We’ve always been big fans of the modern Lego games, ever since the original Star Wars adaptations that we played on the Wii, back before we considered ourselves console gamers. In many ways they are the perfect couples games, as I have written in the past such as this article available on The Digital Cowboys website.
The games took a good step forward in playability with the relatively recent Indy Jones 2 introducing some key aspects to improve the co-op game play such at the attach/detach split screen. And now the Harry Potter (Years 1-4) game has gone even further keeping the fun level high and being faithful to the source material, whilst still injecting the essential Lego charm that keeps the games feeling fresh. It is perhaps the perfect example of the power of restrictions on developers. They have their story given to them, their characters can’t articulate past the odd grunt, laugh or mumbled “I don’t know”, and yet they feel more alive than most of the characters the Unreal Engine powered games have had to inspire us with over the years.

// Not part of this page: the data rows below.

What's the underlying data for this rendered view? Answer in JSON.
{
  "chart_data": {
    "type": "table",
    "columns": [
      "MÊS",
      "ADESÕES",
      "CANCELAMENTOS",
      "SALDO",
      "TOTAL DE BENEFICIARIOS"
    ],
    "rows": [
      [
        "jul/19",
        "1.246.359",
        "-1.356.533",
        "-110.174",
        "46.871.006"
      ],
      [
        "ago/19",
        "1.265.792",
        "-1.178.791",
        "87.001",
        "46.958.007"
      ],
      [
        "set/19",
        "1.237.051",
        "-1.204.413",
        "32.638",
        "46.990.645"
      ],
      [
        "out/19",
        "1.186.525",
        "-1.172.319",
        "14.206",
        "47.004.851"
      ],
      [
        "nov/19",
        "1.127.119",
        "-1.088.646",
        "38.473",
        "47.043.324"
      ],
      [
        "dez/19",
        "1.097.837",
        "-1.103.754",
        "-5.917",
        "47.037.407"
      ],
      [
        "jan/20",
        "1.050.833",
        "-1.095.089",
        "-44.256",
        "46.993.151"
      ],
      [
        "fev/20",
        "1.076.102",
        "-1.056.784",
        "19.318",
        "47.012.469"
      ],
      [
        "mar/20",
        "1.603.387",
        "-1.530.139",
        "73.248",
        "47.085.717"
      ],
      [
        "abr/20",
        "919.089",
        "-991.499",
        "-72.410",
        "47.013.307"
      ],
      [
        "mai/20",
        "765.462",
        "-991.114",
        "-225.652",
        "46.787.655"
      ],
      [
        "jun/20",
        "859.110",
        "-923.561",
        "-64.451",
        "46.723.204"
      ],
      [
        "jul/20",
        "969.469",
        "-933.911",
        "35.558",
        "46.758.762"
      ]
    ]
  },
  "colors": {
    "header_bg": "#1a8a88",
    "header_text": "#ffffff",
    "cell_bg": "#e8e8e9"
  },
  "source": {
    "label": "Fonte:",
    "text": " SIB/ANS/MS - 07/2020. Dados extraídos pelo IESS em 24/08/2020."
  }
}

These days we play on the 360, and this has the added fun of earning achievements as we go, as well as having some fun ones to drop back into a completed game save to pick up. Almost always fun, and with some excellent naming such as this titles ‘Solid Snape’ which you get to sneaking around in a barrel as Professor Snape. However there is a two edges sword aspect to the achievements when it comes to playing as a couple. There is a large proportion on the achievements tagged as “(Single Player Only)” which basically means whoevers save game it is gets all the achievements, whilst the second player only gets achievements that occur during any given gaming session. This is a real drawback, and requires the other person to then have to play through the whole game again on their own save file to obtain the missing ones. And as fun as we find the Lego games, playing them through once on Story mode and once in Free Play is enough for us. We really could do with an option to start a co-op only save, which can only be loaded when both players are signed into the XBOX but would allow both players to obtain all achievements.
With more Lego games on the way, Pirates of the Caribbean sounding like another good source for a Lego game, we’ll definitely be ploughing more hours into these titles, so with any luck things will become slightly more co-op friendly for the series which is probably at the forefront of co-op couples gameplay.